Second band up was Sage, a well-known name among local Tampa Bay acts. I had seen Sage once before at Gasoline Alley several years back, and never went to see them again. They didn’t do much to impress me then, and so it was the same again this time, only worse. Sage attempted to end their show with a cover of Duran Duran’s “Hungry Like the Wolf” and mangled that baby all over the place. Loyal Sage fans did their best to make like it was spectacular as they cheered and danced along, but they must have simply been caught in the moment, because what I heard with listening and attentive ears was ghastly. I don’t think I’ve ever heard so many flat notes from a lead singer in one song as I did from that one. I don’t think he even realized he was singing flat, anyway… he was too busy jumping around and being an aggressive rock star that likes to make a show. Thankfully, the Sage set ended, and it was time for what I had originally come to see and photograph.
Security at the State Theatre rocks me hard, as they knew I would be pummeled to death in the expected mosh pit, so they quickly helped me up onto some equipment cases so I could shoot my photos without bodily harm inflicted. Red lights shrouded the smoke-filled stage and Finger Eleven pounded onto the stage, beginning with “First Time” and quickly moving into “Ocean” and then “Suffocate.” Lead guitarist James Black stole this year’s Best Onstage Fashion Award when he entered wearing a black, floor length, tailored, long-sleeved coat and a black skullcap.
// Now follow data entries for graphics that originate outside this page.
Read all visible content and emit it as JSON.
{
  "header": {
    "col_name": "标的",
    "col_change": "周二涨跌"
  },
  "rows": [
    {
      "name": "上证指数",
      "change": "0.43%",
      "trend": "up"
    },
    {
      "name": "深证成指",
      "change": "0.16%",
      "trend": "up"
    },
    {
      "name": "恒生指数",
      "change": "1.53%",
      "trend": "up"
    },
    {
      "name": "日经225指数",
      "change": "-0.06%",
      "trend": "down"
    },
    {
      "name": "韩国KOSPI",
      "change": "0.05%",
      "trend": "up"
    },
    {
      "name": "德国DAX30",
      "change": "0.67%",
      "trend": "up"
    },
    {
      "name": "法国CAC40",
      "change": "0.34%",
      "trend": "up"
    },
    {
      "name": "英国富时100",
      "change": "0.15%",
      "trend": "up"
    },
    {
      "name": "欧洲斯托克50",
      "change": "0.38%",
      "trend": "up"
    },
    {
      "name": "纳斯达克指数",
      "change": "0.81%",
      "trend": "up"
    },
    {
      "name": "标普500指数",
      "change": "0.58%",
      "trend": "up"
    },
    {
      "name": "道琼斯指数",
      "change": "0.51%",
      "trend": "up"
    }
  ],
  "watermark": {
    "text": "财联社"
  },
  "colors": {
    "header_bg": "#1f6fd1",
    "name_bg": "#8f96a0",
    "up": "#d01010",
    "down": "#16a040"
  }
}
The man was looking seriously wicked in that get-up, accompanied by a goatee. Guitarist Rick Jackett entertained everyone with flying guitar tricks, holding a cigarette tightly in his lips. It was cool the first two or three times to see him swing the guitar in a complete 360, but after awhile, it grew old and tedious. Lead singer Scott Anderson looked like an evil mad professor in a Nehru-type black jacket and black pants. Bassist Sean Andersen and drummer Rich Beddoe were hardly noticeable behind the front stage antics of Black, Jackett, and Anderson.
Best tunes of the night were the unforgettable “Carousel” and the moody “Sick of It All (Sullen).” The music of Finger Eleven was good, but the show they put on was better. Definitely a band you’ll want to see live, especially if the CDs are your cup of tea.